I have long wanted to participate in CIMAM, and I remember that in 2022, amid a postpartum existential crisis, I tried to apply because I wanted to reintegrate into the artistic milieu. However, I did not complete the application properly, which likely compromised the acceptance of my application. This year, I did things right and was fortunate to be selected. It was crucial to participate in the conference, not only to hear testimonials and perspectives on topics that interest me but particularly for how this event's production connects people from various corners of the world. It was a transformative experience!

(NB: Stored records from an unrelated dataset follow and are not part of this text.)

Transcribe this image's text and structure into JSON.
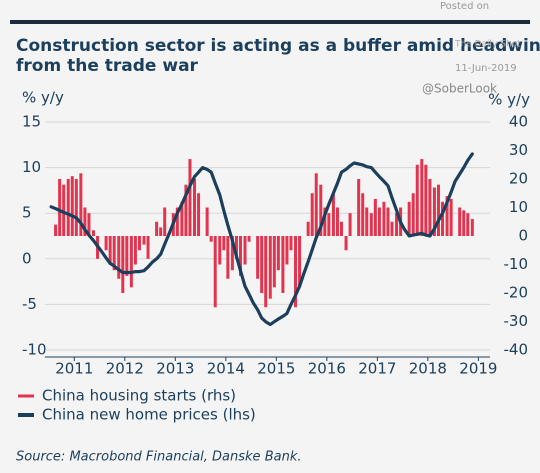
{
  "chart_data": {
    "type": "bar_line",
    "title": "Construction sector is acting as a buffer amid headwind from the trade war",
    "ylabel": "% y/y",
    "y2label": "% y/y",
    "source": "Source: Macrobond Financial, Danske Bank.",
    "annotations": [
      "Posted on",
      "The Daily Shot",
      "11-Jun-2019",
      "@SoberLook"
    ],
    "x": [
      2011.04,
      2011.13,
      2011.21,
      2011.29,
      2011.38,
      2011.46,
      2011.54,
      2011.63,
      2011.71,
      2011.79,
      2011.88,
      2011.96,
      2012.04,
      2012.13,
      2012.21,
      2012.29,
      2012.38,
      2012.46,
      2012.54,
      2012.63,
      2012.71,
      2012.79,
      2012.88,
      2012.96,
      2013.04,
      2013.13,
      2013.21,
      2013.29,
      2013.38,
      2013.46,
      2013.54,
      2013.63,
      2013.71,
      2013.79,
      2013.88,
      2013.96,
      2014.04,
      2014.13,
      2014.21,
      2014.29,
      2014.38,
      2014.46,
      2014.54,
      2014.63,
      2014.71,
      2014.79,
      2014.88,
      2014.96,
      2015.04,
      2015.13,
      2015.21,
      2015.29,
      2015.38,
      2015.46,
      2015.54,
      2015.63,
      2015.71,
      2015.79,
      2015.88,
      2015.96,
      2016.04,
      2016.13,
      2016.21,
      2016.29,
      2016.38,
      2016.46,
      2016.54,
      2016.63,
      2016.71,
      2016.79,
      2016.88,
      2016.96,
      2017.04,
      2017.13,
      2017.21,
      2017.29,
      2017.38,
      2017.46,
      2017.54,
      2017.63,
      2017.71,
      2017.79,
      2017.88,
      2017.96,
      2018.04,
      2018.13,
      2018.21,
      2018.29,
      2018.38,
      2018.46,
      2018.54,
      2018.63,
      2018.71,
      2018.79,
      2018.88,
      2018.96,
      2019.04,
      2019.13,
      2019.21,
      2019.29,
      2019.38
    ],
    "series": [
      {
        "name": "China housing starts (rhs)",
        "color": "#e0344f",
        "axis": "y2",
        "kind": "bar",
        "values": [
          null,
          4,
          20,
          18,
          20,
          21,
          20,
          22,
          10,
          8,
          2,
          -8,
          null,
          -5,
          -10,
          -12,
          -15,
          -20,
          -14,
          -18,
          -10,
          -5,
          -3,
          -8,
          null,
          5,
          3,
          10,
          0,
          8,
          10,
          12,
          18,
          27,
          20,
          15,
          null,
          10,
          -2,
          -25,
          -10,
          -5,
          -15,
          -12,
          -8,
          -14,
          -10,
          -2,
          null,
          -15,
          -20,
          -25,
          -22,
          -18,
          -12,
          -20,
          -10,
          -5,
          -25,
          -18,
          null,
          5,
          15,
          22,
          18,
          10,
          8,
          15,
          10,
          5,
          -5,
          8,
          null,
          20,
          15,
          10,
          8,
          13,
          10,
          12,
          10,
          5,
          8,
          10,
          null,
          12,
          15,
          25,
          27,
          25,
          20,
          17,
          18,
          12,
          14,
          13,
          null,
          10,
          9,
          8,
          6
        ]
      },
      {
        "name": "China new home prices (lhs)",
        "color": "#1b3f5c",
        "kind": "line",
        "values": [
          5.7,
          5.5,
          5.3,
          5.1,
          4.9,
          4.7,
          4.5,
          3.9,
          3.2,
          2.6,
          2.0,
          1.4,
          0.8,
          0.1,
          -0.5,
          -0.8,
          -1.2,
          -1.5,
          -1.5,
          -1.5,
          -1.4,
          -1.4,
          -1.3,
          -0.9,
          -0.4,
          0.0,
          0.5,
          1.6,
          2.8,
          3.9,
          5.0,
          6.0,
          7.0,
          8.0,
          9.0,
          9.5,
          10.0,
          9.8,
          9.5,
          8.3,
          7.0,
          5.3,
          3.7,
          2.0,
          0.3,
          -1.3,
          -3.0,
          -3.9,
          -4.8,
          -5.6,
          -6.5,
          -6.9,
          -7.2,
          -6.9,
          -6.6,
          -6.3,
          -6.0,
          -5.0,
          -4.0,
          -3.0,
          -1.7,
          -0.3,
          1.0,
          2.3,
          3.5,
          4.8,
          6.0,
          7.2,
          8.3,
          9.5,
          9.8,
          10.2,
          10.5,
          10.4,
          10.3,
          10.1,
          10.0,
          9.5,
          9.0,
          8.5,
          8.0,
          6.7,
          5.3,
          4.0,
          3.2,
          2.5,
          2.6,
          2.7,
          2.8,
          2.6,
          2.5,
          3.3,
          4.2,
          5.0,
          6.2,
          7.3,
          8.5,
          9.3,
          10.0,
          10.8,
          11.5
        ]
      }
    ],
    "xlim": [
      2010.92,
      2019.73
    ],
    "xticks": [
      {
        "value": 2011.5,
        "label": "2011"
      },
      {
        "value": 2012.5,
        "label": "2012"
      },
      {
        "value": 2013.5,
        "label": "2013"
      },
      {
        "value": 2014.5,
        "label": "2014"
      },
      {
        "value": 2015.5,
        "label": "2015"
      },
      {
        "value": 2016.5,
        "label": "2016"
      },
      {
        "value": 2017.5,
        "label": "2017"
      },
      {
        "value": 2018.5,
        "label": "2018"
      },
      {
        "value": 2019.5,
        "label": "2019"
      }
    ],
    "ylim": [
      -10,
      15
    ],
    "yticks": [
      15,
      10,
      5,
      0,
      -5,
      -10
    ],
    "y2lim": [
      -40,
      40
    ],
    "y2ticks": [
      40,
      30,
      20,
      10,
      0,
      -10,
      -20,
      -30,
      -40
    ],
    "grid": true
  }
}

My name is Edna Inês Vieira Bettencourt, also known as Edna Bettencourt. I'm and angolan based curator and cultural producer.
Graduated from the University of Aveiro (Portugal) in Translation & Administration, I started my career working as an intern for a gallery assistant at Nuno Sacramento Art Gallery (Aveiro - Portugal). While there I experienced different roles in managing an art gallery, producing exhibitions, art residencies, and art fairs, for 2 years and a half. This experience was a turning point to understand where I wanted to be and what I wanted to do as a professional.
Growing up in Portugal always gave me this sense of non-belonging to that place, so I decided to look for opportunities in the art world in my home land Angola, and I got it! I was hired by MOVART Gallery to manage the project in Luanda, the capital city of Angola. It was a dream coming true. Getting back to my homeland, to my roots, rediscovering family, and having the opportunity to emerge in a new art world context as contemporary African art with so many interesting artists around.
I've worked at MOVART for 4 years where I was able to lead the project together with Janire Bilbao (Director), producing exhibitions and international art fairs and producing cultural events in Luanda as The Music Nigth for the European Union in Angola, and in Lisbon, and a group exhibition and cocktail called Friday 13th at the NOT A MUSEUM. During my time at MOVART, I had the pleasure of working and collaborating with several artists as Mário Macilau, Ana Silva, Keyezua, René Tavares, Ihosvanny Cisneros, António Ole, Binelde Hyrcan, Asíko, and many others from Africa and it's diaspora. I also had the opportunity to collaborate with amazing curators such as Suzana Sousa, Adriano Mixinge, Paula Nascimento, Inês Vale, and also with cultural institutions based in Luanda.
Currently, I'm the Project Manager for The NESR Art Foundation, an independent art foundation founded in 2021 by Hiba and Wissam Nesr. It focuses on supporting Angolan artists, and artists from the continent, through a platform for dialogue and exchange within Africa and internationally. The foundation provides a space for artistic research, production, and critical discourse through its residencies, collection, and educational projects, centered around a creative hub located in Luanda, Angola.
At the Foundation I'm responsible for coordinating the residency program that welcomes 6 artists per year and managing the Foundation's collection.
Recently I've produced Luanda's edition for the group exhibition "The Power of My Hands" from the Museé D'art Moderne the Paris, showing a group of works by sixteen
women artists from various English - and Portuguese - speaking African countries or the diaspora.
During the last 5 years, a had the t joined the MACAAL boot camp in Morocco, where I've met an amazing group of your cultural agents /artists/gallerists from several African countries.